Las tablas llegaron al mundo para obrar en fiesta la prioridad de romper moldes, trocar actitudes, alcanzar complicidades. Raquel Revuelta resulta teatro en plenitud. Nació el 14 de noviembre de 1925, justamente en el centro de la década donde la historiografía cree advertir el despertar de una conciencia nacional dormida. Parece hija de ese tejido misterioso que confecciona el saberse cubano, pero sobre todo la voluntad de serlo.
El hogar de la nacencia reúne signos de un lado y del otro del mar, como confirmando en la cotidianidad heroica de la familia, la premonición del famoso Manifiesto de Montecristi, escrito por el Apóstol de la Patria, y que el más grande guerrillero de las Américas suscribió sin cambiarle una letra, sin quitarle una sola coma. Padre español, madre cubana.
La otra Península, la amable y querenciosa, regresó en sus hijos en otro siglo posterior a construir y a compartir la misma esperanza. Raquel Revuelta trae desde el propio amanecer de su existencia ese sueño compartido de imaginar la Utopía, de hacerla posible, aunque sangren las heridas almas adentro.
En el drama, se sabe, se halla la más límpida certeza de su trabajo. Raquel creció en el texto canónico donde la maquinaria épica del Olimpo tendía emboscadas trágicas. Y, desde luego, con el legado indispensable de Ibsen, de Thomas Job, de Emile Zola, de Antón Chejov, de Tennessee Williams. El continente personal de la artista llevaba su encanto, pero también algo inexplicable habría en los colores de su voz.
Debe de haber sido por eso que brilló sin falta en todas las escalas posibles: en las tablas, en la radio, en la televisión, en el cine. Usualmente, se habla de la teatralidad de lo cotidiano. Era de puertas abiertas su casa en El Vedado.

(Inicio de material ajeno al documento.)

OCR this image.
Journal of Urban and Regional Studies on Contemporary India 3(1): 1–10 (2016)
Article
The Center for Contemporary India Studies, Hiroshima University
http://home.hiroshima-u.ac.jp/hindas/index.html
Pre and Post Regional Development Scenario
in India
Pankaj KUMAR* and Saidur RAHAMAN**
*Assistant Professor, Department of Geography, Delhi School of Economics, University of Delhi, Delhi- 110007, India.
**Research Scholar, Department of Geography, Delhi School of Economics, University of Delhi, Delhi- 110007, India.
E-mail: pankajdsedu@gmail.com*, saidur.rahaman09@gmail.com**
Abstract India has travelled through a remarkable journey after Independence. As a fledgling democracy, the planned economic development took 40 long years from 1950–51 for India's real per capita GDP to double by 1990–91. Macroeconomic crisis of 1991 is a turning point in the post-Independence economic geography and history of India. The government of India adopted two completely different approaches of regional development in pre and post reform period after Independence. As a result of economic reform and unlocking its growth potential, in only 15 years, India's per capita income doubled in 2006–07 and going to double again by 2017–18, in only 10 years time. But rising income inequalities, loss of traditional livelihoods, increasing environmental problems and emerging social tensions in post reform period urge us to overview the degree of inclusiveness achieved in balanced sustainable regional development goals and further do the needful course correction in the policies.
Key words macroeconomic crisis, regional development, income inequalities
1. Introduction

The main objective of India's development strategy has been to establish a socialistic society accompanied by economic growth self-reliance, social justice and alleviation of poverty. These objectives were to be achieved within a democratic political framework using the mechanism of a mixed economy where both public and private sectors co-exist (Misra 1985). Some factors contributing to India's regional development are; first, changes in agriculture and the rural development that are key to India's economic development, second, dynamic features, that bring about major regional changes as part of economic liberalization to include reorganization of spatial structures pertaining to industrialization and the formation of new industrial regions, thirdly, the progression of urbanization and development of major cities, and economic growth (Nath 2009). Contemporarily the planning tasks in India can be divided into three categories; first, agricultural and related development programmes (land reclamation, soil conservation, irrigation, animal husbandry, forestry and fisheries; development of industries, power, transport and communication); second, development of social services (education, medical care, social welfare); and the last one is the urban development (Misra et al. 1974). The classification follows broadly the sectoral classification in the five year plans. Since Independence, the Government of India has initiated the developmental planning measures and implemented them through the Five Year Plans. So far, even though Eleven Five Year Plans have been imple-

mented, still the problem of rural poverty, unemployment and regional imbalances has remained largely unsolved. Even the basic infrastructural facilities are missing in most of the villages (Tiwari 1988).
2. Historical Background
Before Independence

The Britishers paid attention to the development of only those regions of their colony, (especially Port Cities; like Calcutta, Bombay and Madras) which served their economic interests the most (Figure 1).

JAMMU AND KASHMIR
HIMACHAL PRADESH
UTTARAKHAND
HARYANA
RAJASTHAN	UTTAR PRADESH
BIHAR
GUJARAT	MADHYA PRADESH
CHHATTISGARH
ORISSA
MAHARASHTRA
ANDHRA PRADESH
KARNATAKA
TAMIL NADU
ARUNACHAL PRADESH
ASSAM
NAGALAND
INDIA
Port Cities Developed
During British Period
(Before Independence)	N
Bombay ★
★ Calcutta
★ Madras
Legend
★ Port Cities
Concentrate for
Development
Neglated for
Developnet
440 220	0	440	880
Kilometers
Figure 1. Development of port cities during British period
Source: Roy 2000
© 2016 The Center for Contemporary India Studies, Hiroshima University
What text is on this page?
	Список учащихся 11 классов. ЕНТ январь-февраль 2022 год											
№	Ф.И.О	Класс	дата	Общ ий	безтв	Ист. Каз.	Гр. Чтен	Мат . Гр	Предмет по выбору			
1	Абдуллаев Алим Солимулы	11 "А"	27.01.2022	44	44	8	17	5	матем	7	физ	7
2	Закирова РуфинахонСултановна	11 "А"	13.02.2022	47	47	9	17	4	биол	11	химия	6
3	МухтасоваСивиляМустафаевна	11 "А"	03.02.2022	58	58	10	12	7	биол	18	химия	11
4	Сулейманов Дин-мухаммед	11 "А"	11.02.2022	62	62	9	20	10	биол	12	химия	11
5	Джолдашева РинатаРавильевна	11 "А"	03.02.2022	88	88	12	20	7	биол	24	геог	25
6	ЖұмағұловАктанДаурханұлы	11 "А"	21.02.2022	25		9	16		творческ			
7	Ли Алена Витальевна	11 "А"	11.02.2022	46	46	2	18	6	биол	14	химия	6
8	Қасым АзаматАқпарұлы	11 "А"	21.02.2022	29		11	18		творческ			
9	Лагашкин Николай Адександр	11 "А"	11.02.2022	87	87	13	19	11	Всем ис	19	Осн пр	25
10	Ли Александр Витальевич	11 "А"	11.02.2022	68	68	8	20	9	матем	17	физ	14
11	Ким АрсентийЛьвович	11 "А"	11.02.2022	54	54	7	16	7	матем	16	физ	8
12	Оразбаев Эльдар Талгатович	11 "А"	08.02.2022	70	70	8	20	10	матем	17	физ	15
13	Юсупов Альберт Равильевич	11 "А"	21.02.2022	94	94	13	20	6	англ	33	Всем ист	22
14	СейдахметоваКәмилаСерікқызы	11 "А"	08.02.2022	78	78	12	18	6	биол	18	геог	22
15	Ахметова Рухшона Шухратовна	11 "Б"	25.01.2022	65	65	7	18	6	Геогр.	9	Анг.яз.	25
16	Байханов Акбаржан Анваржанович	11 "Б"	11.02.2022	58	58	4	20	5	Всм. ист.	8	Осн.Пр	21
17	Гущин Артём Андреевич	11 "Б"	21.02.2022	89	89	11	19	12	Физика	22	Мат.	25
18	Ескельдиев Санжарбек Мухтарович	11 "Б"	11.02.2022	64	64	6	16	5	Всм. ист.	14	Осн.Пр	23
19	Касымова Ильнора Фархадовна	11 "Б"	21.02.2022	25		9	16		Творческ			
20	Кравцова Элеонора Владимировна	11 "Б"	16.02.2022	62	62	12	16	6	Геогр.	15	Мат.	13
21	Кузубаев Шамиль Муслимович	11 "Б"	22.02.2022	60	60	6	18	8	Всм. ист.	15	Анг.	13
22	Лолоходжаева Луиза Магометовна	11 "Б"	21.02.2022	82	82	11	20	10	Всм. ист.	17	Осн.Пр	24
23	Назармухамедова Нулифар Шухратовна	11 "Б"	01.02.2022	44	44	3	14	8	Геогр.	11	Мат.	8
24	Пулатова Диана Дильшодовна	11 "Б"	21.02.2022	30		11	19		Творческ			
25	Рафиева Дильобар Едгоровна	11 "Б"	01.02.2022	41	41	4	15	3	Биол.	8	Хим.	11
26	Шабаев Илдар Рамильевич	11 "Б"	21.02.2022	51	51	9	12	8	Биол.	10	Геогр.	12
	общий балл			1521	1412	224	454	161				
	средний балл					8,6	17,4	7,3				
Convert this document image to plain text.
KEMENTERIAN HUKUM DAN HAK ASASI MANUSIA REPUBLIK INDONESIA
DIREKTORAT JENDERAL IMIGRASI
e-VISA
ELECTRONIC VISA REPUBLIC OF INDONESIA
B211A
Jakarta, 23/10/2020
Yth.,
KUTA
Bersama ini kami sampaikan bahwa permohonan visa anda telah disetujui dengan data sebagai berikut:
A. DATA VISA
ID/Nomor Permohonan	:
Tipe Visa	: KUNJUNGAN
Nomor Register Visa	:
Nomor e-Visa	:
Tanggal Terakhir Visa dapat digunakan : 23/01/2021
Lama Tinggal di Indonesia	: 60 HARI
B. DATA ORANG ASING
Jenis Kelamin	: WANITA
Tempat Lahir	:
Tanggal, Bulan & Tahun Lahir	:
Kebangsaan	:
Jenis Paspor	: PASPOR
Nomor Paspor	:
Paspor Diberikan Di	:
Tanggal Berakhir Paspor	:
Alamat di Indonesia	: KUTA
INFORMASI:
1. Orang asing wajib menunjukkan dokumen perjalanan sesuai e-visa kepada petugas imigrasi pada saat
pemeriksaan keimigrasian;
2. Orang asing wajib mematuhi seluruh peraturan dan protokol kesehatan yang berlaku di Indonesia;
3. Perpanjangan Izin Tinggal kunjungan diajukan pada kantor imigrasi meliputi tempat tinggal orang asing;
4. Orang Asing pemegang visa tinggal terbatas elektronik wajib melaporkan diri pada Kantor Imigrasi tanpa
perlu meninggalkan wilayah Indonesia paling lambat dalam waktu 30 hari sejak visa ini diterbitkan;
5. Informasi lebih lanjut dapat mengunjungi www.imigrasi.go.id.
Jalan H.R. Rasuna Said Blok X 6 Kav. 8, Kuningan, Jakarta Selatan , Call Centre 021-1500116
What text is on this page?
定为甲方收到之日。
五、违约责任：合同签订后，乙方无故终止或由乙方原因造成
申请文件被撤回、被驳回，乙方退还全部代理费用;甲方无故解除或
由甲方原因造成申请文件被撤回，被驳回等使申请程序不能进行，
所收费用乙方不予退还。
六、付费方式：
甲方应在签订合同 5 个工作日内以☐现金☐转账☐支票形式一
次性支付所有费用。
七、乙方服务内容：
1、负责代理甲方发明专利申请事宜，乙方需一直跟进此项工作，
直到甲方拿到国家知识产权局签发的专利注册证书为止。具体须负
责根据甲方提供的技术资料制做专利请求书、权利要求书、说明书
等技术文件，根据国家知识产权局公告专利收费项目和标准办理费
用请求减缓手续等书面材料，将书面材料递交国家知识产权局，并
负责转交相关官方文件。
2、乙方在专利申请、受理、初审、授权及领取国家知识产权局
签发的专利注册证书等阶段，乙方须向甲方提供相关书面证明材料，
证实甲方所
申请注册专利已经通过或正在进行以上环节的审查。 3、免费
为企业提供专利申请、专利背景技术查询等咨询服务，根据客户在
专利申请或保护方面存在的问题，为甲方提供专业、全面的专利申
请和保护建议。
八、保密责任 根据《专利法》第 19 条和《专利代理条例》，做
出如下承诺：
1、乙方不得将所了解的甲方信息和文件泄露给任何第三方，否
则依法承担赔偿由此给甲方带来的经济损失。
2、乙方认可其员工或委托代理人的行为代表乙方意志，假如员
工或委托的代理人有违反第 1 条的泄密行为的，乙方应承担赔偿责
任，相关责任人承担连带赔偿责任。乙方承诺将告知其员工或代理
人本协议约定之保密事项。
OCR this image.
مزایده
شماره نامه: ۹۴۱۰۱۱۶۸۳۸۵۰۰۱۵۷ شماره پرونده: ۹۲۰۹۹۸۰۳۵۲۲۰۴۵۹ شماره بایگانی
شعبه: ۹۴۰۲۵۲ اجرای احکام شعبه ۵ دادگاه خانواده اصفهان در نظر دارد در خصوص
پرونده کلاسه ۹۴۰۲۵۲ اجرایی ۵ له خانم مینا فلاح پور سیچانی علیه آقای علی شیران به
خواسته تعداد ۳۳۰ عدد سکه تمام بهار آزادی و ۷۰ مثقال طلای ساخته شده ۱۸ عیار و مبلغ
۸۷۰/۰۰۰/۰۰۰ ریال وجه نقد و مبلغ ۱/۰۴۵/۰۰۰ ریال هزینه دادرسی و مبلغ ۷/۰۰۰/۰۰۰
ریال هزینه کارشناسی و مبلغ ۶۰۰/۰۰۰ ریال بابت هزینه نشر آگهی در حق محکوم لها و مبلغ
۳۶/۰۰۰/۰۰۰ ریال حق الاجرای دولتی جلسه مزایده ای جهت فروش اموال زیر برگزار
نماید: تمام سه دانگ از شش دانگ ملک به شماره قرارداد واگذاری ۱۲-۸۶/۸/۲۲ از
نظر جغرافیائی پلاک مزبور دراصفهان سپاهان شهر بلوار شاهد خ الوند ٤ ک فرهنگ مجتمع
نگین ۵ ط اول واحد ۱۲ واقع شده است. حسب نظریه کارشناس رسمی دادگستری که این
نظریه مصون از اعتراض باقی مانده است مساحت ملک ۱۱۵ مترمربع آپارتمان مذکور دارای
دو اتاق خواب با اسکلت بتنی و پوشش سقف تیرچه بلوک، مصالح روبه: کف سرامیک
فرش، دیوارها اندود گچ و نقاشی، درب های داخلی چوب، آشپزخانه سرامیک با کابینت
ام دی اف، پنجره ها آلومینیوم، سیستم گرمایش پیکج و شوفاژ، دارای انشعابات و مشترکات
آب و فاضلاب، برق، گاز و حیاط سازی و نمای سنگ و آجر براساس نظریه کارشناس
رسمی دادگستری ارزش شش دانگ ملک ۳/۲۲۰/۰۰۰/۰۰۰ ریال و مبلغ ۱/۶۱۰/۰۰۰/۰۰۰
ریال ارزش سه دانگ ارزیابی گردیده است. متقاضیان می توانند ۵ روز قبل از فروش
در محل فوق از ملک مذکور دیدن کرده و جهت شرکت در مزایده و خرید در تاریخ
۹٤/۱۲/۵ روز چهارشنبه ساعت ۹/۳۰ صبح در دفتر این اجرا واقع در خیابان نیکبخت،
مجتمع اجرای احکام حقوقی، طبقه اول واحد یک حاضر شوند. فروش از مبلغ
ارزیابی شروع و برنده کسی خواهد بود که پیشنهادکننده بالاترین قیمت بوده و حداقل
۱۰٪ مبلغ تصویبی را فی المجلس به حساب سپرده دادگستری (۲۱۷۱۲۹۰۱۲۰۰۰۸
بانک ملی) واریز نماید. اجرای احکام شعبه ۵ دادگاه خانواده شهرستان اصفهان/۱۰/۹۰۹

La anfitriona dispensaba siempre una función de bienvenida, vestida invariablemente de blanco, rostro aparentemente hermético, donde apenas se dibujaba una sonrisa de complicidad. Allí, en cada intersticio del reloj, estaba su destino: pensar, actuar, instruir, sembrar la sensibilidad en la actitud de sus hermanos.
Generalmente, los novelistas reúnen en su ser emociones encontradas: fijar sus personajes en todas partes, pero sin darles un rostro definido. Prefieren que cada ciudadano del mundo les confiera el perfil que cada quien le invente. Rómulo Gallegos no conoció la Doña Bárbara con el rostro de Raquel Revuelta, con la gravedad y la barbarie que solo ella supo insuflarle. Aquella vez pareció echarse encima un proyecto entero de estrellas como una fragua de lumbre.
Nadie podría desentenderse de la impronta de Teatro Estudio. Aquella congregación consiguió una línea en el tiempo, compleja por su capacidad interactiva, perdurable, con certeza de horizonte. Ni la bruma del quinquenio gris, ni la parametración burocrática pudo jamás torcerle el brazo ni el camino. A pesar del desafío del proceso civilizatorio informático, más de redes que de salas, donde haya locos buenos que viven y sufren por el teatro, está la huella de Raquel.
Alguien comentaba en un minuto de pérdida que los poetas apuestan y también pierden. La escena cubana extraña aquellos años gloriosos de La madre guapa, La llama sagrada, La luz que agoniza, Las cuatro estaciones, Santa Juana de América. La poesía subraya que el heroísmo renace cada cien años. Ha sido el buen instante para reconocer el valor cotidiano de una actriz total, con la suerte de reunir, de recuperar la energía perdida a la vera de la memoria.